As we observe, patients are more often using digital tools to check up on their health and look for medical information. Over 70,000 people are using Google to learn about their symptoms every minute. This is often perceived negatively by healthcare representatives, but the same engagement that patients undergo when searching on the Internet can be transferred to reliable medical services with an appropriate digital gateway for patients

Role of symptom checkers in data collection

Looking at the recent growth of interest regarding symptom checkers, which was additionally increased by the pandemic, we can look for such a gateway in them. The popular tools for the initial assessment of symptoms are based on the information added by the patients. The same data can be transferred to electronic health records and turned into the up-to-date medical information necessary during any medical consultation.

This way, a patient has a chance to prepare for the visit in advance, the EHR is populated with data without the unnecessary engagement of medical staff, and physicians have access to all initial information about the patient at the beginning of the consultation. Having that, they can save time usually needed for a basic interview and focus on the further investigation of a patient's conditions, confirm evidence gathered by the symptom checker, ask the patient about any further changes, and propose adequate treatment.

The same pattern used consequently during future visits and follow ups allows us to update and build up the patient's records in time.

What’s also good here is that symptom checkers can be configured in a way to adapt to the protocols and standards used in the healthcare organization, and in consequence display patients information in a neat and synthesized form that they need.

Expanding patient data with an initial analysis

Symptom checkers have one more important feature that can strongly influence the patient journey and improve digital services offered in healthcare. It is their capacity to initially assess symptoms and present health and triage information.

This is key information that lets us propose the triage level, recommend a specialist, or even communication channel, all of which are essential for the proper management of patients using digital services. These pieces of information open the door to a variety of telehealth services, like booking appointments with a given specialist, chatting with doctors based on their current doubts, or having online visits. At the same time, they do not limit traditional visits and help route patients with acute symptoms to prompt help.

Of course, symptom-checking tools won't give the final diagnosis or replace physicians but what they can do is support clinical decisions. With the initial symptom assessment, we can direct patients to the right care, and doctors assessing their cases can use it to see other probable conditions.

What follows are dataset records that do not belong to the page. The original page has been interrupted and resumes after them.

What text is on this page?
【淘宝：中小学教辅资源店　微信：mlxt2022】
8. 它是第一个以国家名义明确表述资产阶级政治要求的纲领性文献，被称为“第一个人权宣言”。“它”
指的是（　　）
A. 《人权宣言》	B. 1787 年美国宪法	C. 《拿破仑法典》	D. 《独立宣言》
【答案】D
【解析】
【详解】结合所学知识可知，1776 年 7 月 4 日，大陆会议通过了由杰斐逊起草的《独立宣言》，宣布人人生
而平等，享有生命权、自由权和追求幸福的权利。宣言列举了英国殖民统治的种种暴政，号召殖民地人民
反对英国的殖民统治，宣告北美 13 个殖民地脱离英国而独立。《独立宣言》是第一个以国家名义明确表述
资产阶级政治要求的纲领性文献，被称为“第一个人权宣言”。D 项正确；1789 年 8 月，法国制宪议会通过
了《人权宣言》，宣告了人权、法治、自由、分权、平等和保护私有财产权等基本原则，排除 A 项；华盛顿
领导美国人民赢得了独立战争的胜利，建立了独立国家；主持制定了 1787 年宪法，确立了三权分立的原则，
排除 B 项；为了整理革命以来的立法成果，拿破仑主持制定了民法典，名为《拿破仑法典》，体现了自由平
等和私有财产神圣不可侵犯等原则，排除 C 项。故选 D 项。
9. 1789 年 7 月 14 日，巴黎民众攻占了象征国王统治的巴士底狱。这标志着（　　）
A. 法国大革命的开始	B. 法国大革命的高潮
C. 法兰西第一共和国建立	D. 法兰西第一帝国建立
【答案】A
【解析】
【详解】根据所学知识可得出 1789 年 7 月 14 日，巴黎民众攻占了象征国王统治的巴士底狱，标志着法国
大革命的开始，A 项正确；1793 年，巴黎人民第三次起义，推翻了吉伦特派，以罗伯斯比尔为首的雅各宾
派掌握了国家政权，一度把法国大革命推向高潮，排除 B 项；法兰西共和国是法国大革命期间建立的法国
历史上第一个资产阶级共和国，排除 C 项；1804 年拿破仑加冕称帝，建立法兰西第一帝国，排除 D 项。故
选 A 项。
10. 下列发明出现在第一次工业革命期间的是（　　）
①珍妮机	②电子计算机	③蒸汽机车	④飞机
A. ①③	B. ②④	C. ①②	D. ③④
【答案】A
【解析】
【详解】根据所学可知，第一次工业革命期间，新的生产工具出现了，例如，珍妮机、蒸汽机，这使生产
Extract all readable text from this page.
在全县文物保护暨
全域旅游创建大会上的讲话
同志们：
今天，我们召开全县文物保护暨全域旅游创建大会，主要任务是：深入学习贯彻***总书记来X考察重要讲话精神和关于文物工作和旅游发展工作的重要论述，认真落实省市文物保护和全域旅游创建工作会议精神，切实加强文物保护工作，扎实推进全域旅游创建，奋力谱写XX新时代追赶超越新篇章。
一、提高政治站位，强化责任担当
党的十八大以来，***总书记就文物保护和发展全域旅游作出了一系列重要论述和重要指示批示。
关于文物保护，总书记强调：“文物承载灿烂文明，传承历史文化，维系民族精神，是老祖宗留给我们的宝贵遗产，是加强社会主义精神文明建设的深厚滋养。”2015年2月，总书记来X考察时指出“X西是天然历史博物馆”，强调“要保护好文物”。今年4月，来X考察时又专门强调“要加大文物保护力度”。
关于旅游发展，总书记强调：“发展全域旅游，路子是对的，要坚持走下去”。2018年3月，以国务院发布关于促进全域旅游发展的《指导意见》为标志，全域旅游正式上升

From health services to health cooperation

Sharing the responsibility with patients can be the first step to fully using the potential of electronic health records and also improving healthcare in general. Working together benefits everyone. Patients are better prepared for the visit, while doctors are equipped with the initial information already in the system, requiring less paperwork during the visit, and the system is filled in with up-to-date records. All these elements make room for building an entirely new type of relationship between physicians and patients, which is based on cooperation.

Now, not only will doctors have more time for patients, but the patients would also have an independent tool to initially assess their symptoms, which would be shared with EHRs and open access to better-managed health services.

Adding a symptom checker to the existing system doesn't necessarily have to be difficult. Solutions, like Infermedica API, allow for integration through an API gateway and can be adapted to the data structures in the existing EHR system with the full flexibility of the features available within it.